Маша сидела, точно завороженная, не в силах шелохнуться. Отвратительная — изнаночная — сторона жизни имеет свойство притягивать к себе почти с той же силой, что и прекрасная. Маша боялась слово пропустить из рассказа Крокодильши, хотя был он ей невыносимо мерзок.

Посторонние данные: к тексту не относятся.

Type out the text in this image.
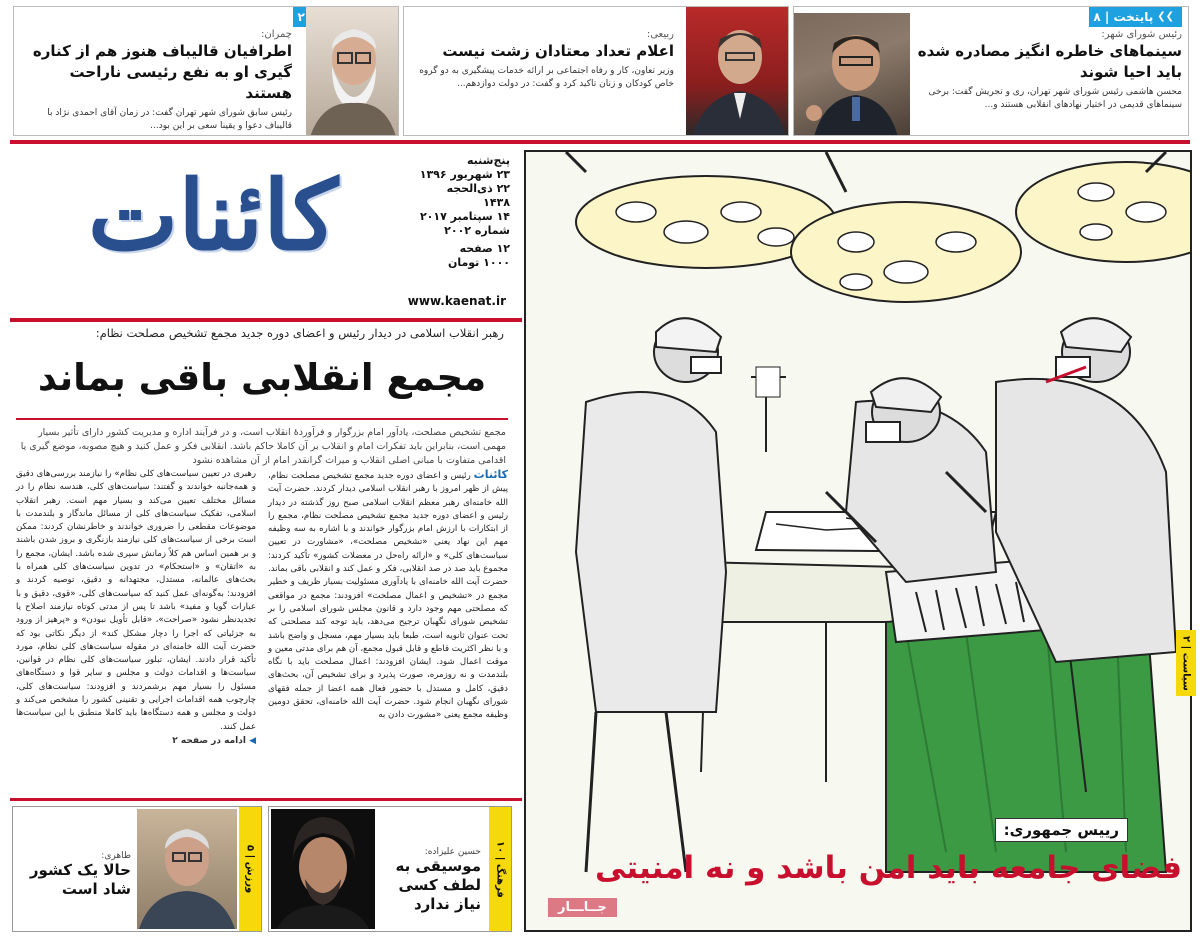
❯❯
پایتخت | ۸
رئیس شورای شهر:
سینماهای خاطره انگیز مصادره شده باید احیا شوند
محسن هاشمی رئیس شورای شهر تهران، ری و تجریش گفت: برخی سینماهای قدیمی در اختیار نهادهای انقلابی هستند و...
ربیعی:
اعلام تعداد معتادان زشت نیست
وزیر تعاون، کار و رفاه اجتماعی بر ارائه خدمات پیشگیری به دو گروه خاص کودکان و زنان تاکید کرد و گفت: در دولت دوازدهم...
۲
چمران:
اطرافیان قالیباف هنوز هم از کناره گیری او به نفع رئیسی ناراحت هستند
رئیس سابق شورای شهر تهران گفت: در زمان آقای احمدی نژاد با قالیباف دعوا و یقینا سعی بر این بود...
پنج‌شنبه
۲۳ شهریور ۱۳۹۶
۲۲ ذی‌الحجه ۱۴۳۸
۱۴ سپتامبر ۲۰۱۷
شماره ۲۰۰۲
۱۲ صفحه
۱۰۰۰ تومان
کائنات
www.kaenat.ir
رهبر انقلاب اسلامی در دیدار رئیس و اعضای دوره جدید مجمع تشخیص مصلحت نظام:
مجمع انقلابی باقی بماند
مجمع تشخیص مصلحت، یادآور امام بزرگوار و فرآوردهٔ انقلاب است، و در فرآیند اداره و مدیریت کشور دارای تأثیر بسیار مهمی است، بنابراین باید تفکرات امام و انقلاب بر آن کاملا حاکم باشد. انقلابی فکر و عمل کنید و هیچ مصوبه، موضع گیری یا اقدامی متفاوت با مبانی اصلی انقلاب و میراث گرانقدر امام از آن مشاهده نشود
کائنات رئیس و اعضای دوره جدید مجمع تشخیص مصلحت نظام، پیش از ظهر امروز با رهبر انقلاب اسلامی دیدار کردند. حضرت آیت الله خامنه‌ای رهبر معظم انقلاب اسلامی صبح روز گذشته در دیدار رئیس و اعضای دوره جدید مجمع تشخیص مصلحت نظام، مجمع را از ابتکارات با ارزش امام بزرگوار خواندند و با اشاره به سه وظیفه مهم این نهاد یعنی «تشخیص مصلحت»، «مشاورت در تعیین سیاست‌های کلی» و «ارائه راه‌حل در معضلات کشور» تأکید کردند: مجموع باید صد در صد انقلابی، فکر و عمل کند و انقلابی باقی بماند. حضرت آیت الله خامنه‌ای با یادآوری مسئولیت بسیار ظریف و خطیر مجمع در «تشخیص و اعمال مصلحت» افزودند: مجمع در مواقعی که مصلحتی مهم وجود دارد و قانون مجلس شورای اسلامی را بر تشخیص شورای نگهبان ترجیح می‌دهد، باید توجه کند مصلحتی که تحت عنوان ثانویه است، طبعا باید بسیار مهم، مسجل و واضح باشد و با نظر اکثریت قاطع و قابل قبول مجمع، آن هم برای مدتی معین و موقت اعمال شود. ایشان افزودند: اعمال مصلحت باید با نگاه بلندمدت و نه روزمره، صورت پذیرد و برای تشخیص آن، بحث‌های دقیق، کامل و مستدل با حضور فعال همه اعضا از جمله فقهای شورای نگهبان انجام شود. حضرت آیت الله خامنه‌ای، تحقق دومین وظیفه مجمع یعنی «مشورت دادن به
رهبری در تعیین سیاست‌های کلی نظام» را نیازمند بررسی‌های دقیق و همه‌جانبه خواندند و گفتند: سیاست‌های کلی، هندسه نظام را در مسائل مختلف تعیین می‌کند و بسیار مهم است. رهبر انقلاب اسلامی، تفکیک سیاست‌های کلی از مسائل ماندگار و بلندمدت با موضوعات مقطعی را ضروری خواندند و خاطرنشان کردند: ممکن است برخی از سیاست‌های کلی نیازمند بازنگری و بروز شدن باشند و بر همین اساس هم کلاً زمانش سپری شده باشد. ایشان، مجمع را به «اتقان» و «استحکام» در تدوین سیاست‌های کلی همراه با بحث‌های عالمانه، مستدل، مجتهدانه و دقیق، توصیه کردند و افزودند: به‌گونه‌ای عمل کنید که سیاست‌های کلی، «قوی، دقیق و با عبارات گویا و مفید» باشد تا پس از مدتی کوتاه نیازمند اصلاح یا تجدیدنظر نشود «صراحت»، «قابل تأویل نبودن» و «پرهیز از ورود به جزئیاتی که اجرا را دچار مشکل کند» از دیگر نکاتی بود که حضرت آیت الله خامنه‌ای در مقوله سیاست‌های کلی نظام، مورد تأکید قرار دادند. ایشان، تبلور سیاست‌های کلی نظام در قوانین، سیاست‌ها و اقدامات دولت و مجلس و سایر قوا و دستگاه‌های مسئول را بسیار مهم برشمردند و افزودند: سیاست‌های کلی، چارچوب همه اقدامات اجرایی و تقنینی کشور را مشخص می‌کند و دولت و مجلس و همه دستگاه‌ها باید کاملا منطبق با این سیاست‌ها عمل کنند.
◀ ادامه در صفحه ۲
فرهنگ | ۱۰
حسین علیزاده:
موسیقی به لطف کسی نیاز ندارد
ورزش | ۵
طاهری:
حالا یک کشور شاد است
سیاست | ۲
رییس جمهوری:
فضای جامعه باید امن باشد و نه امنیتی
جــاـــار
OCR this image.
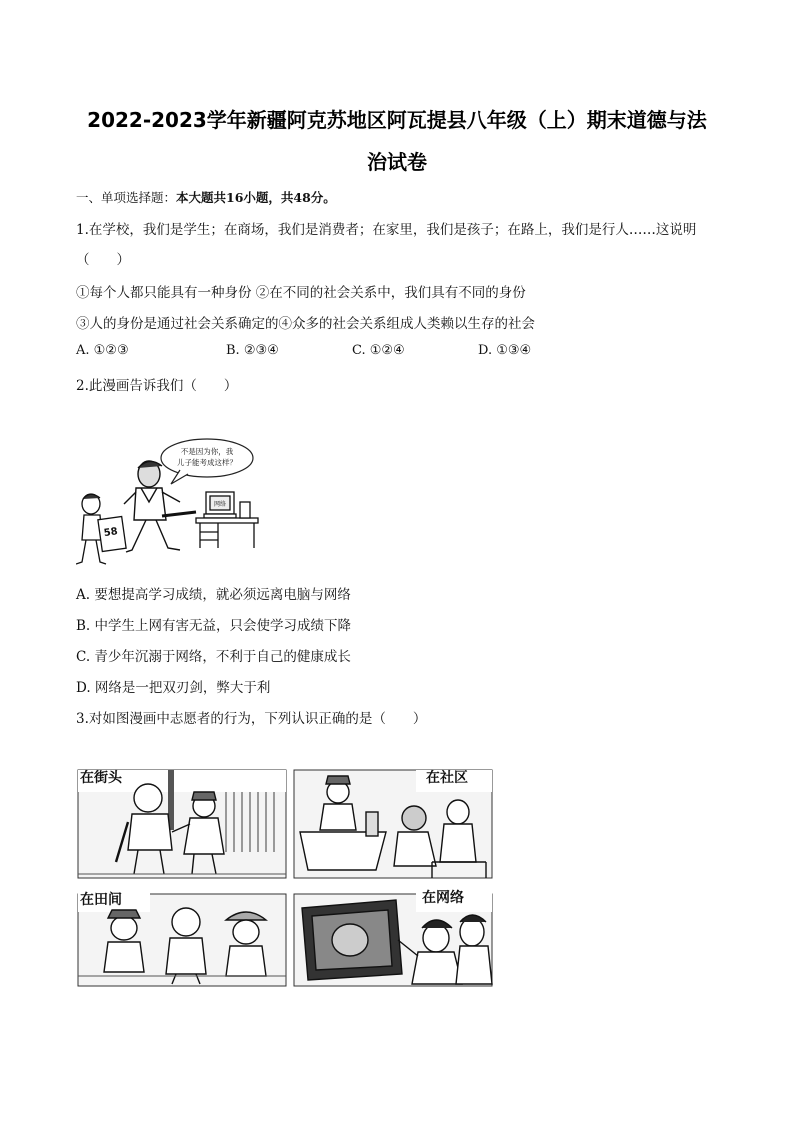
2022-2023学年新疆阿克苏地区阿瓦提县八年级（上）期末道德与法
治试卷
一、单项选择题：本大题共16小题，共48分。
1.在学校，我们是学生；在商场，我们是消费者；在家里，我们是孩子；在路上，我们是行人……这说明
（　　）
①每个人都只能具有一种身份 ②在不同的社会关系中，我们具有不同的身份
③人的身份是通过社会关系确定的④众多的社会关系组成人类赖以生存的社会
A. ①②③	B. ②③④	C. ①②④	D. ①③④
2.此漫画告诉我们（　　）
不是因为你，我
儿子能考成这样？
58
网络
A. 要想提高学习成绩，就必须远离电脑与网络
B. 中学生上网有害无益，只会使学习成绩下降
C. 青少年沉溺于网络，不利于自己的健康成长
D. 网络是一把双刃剑，弊大于利
3.对如图漫画中志愿者的行为，下列认识正确的是（　　）
在街头	在社区
在田间	在网络
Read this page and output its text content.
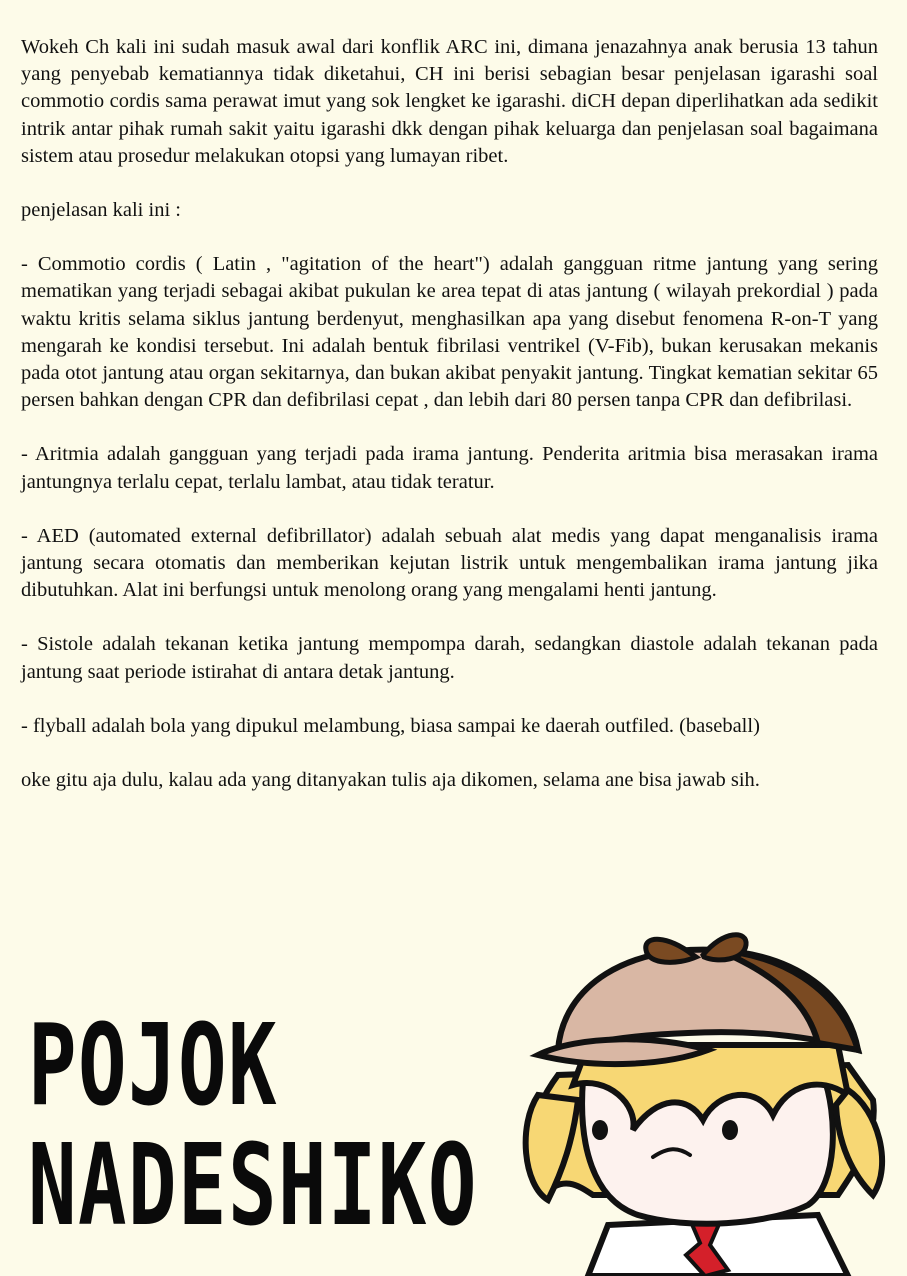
Wokeh Ch kali ini sudah masuk awal dari konflik ARC ini, dimana jenazahnya anak berusia 13 tahun yang penyebab kematiannya tidak diketahui, CH ini berisi sebagian besar penjelasan igarashi soal commotio cordis sama perawat imut yang sok lengket ke igarashi. diCH depan diperlihatkan ada sedikit intrik antar pihak rumah sakit yaitu igarashi dkk dengan pihak keluarga dan penjelasan soal bagaimana sistem atau prosedur melakukan otopsi yang lumayan ribet.

penjelasan kali ini :

- Commotio cordis ( Latin , "agitation of the heart") adalah gangguan ritme jantung yang sering mematikan yang terjadi sebagai akibat pukulan ke area tepat di atas jantung ( wilayah prekordial ) pada waktu kritis selama siklus jantung berdenyut, menghasilkan apa yang disebut fenomena R-on-T yang mengarah ke kondisi tersebut. Ini adalah bentuk fibrilasi ventrikel (V-Fib), bukan kerusakan mekanis pada otot jantung atau organ sekitarnya, dan bukan akibat penyakit jantung. Tingkat kematian sekitar 65 persen bahkan dengan CPR dan defibrilasi cepat , dan lebih dari 80 persen tanpa CPR dan defibrilasi.

- Aritmia adalah gangguan yang terjadi pada irama jantung. Penderita aritmia bisa merasakan irama jantungnya terlalu cepat, terlalu lambat, atau tidak teratur.

- AED (automated external defibrillator) adalah sebuah alat medis yang dapat menganalisis irama jantung secara otomatis dan memberikan kejutan listrik untuk mengembalikan irama jantung jika dibutuhkan. Alat ini berfungsi untuk menolong orang yang mengalami henti jantung.

- Sistole adalah tekanan ketika jantung mempompa darah, sedangkan diastole adalah tekanan pada jantung saat periode istirahat di antara detak jantung.

- flyball adalah bola yang dipukul melambung, biasa sampai ke daerah outfiled. (baseball)

oke gitu aja dulu, kalau ada yang ditanyakan tulis aja dikomen, selama ane bisa jawab sih.

POJOK
NADESHIKO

— …Старушка была маленькая и сморщенная, как печеное яблоко, — рассказывала Крокодильша. — Но руки у нее оказались очень сильные. Она ощупала мой живот, больно надавливая на него кончиками своих холодных пальцев. Потом положила мне под ягодицы подушку, велела согнуть ноги в коленях и расставить их как можно шире. Я лежала совсем голая под низко спущенным абажуром и дрожала от холода и страха. Старушка порылась в своем чемоданчике-балетке, достала металлическую воронку с длинной изогнутой трубкой и велела сестре принести из кухни кастрюлю с горячей водой. Она, как мне показалось, со злостью запихнула мне между ног воронку, велела сестре: «Держи ее за ноги», — развела в кипятке какой-то желтоватый пенящийся порошок, набрала полный ковш и стала лить в воронку. Мои внутренности точно огнем ожгло. Я вскрикнула, сестра зажала мне рот ладонью. Старуха сказала: «Ты ей, главное, ноги держи, чтоб меня не побила. Сейчас она затихнет — я ей эфира дам понюхать».

Она поднесла к моему носу пузырек, по телу разлилась слабость, я больше не могла пошевелить ни рукой, ни ногой, хотя помнила и чувствовала все, что со мной делают.

Маше казалось, что Крокодильше доставляет удовольствие вспоминать и рассказывать обо всем этом, точно она смакует мельчайшие подробности когда-то давно пережитой боли и унижения.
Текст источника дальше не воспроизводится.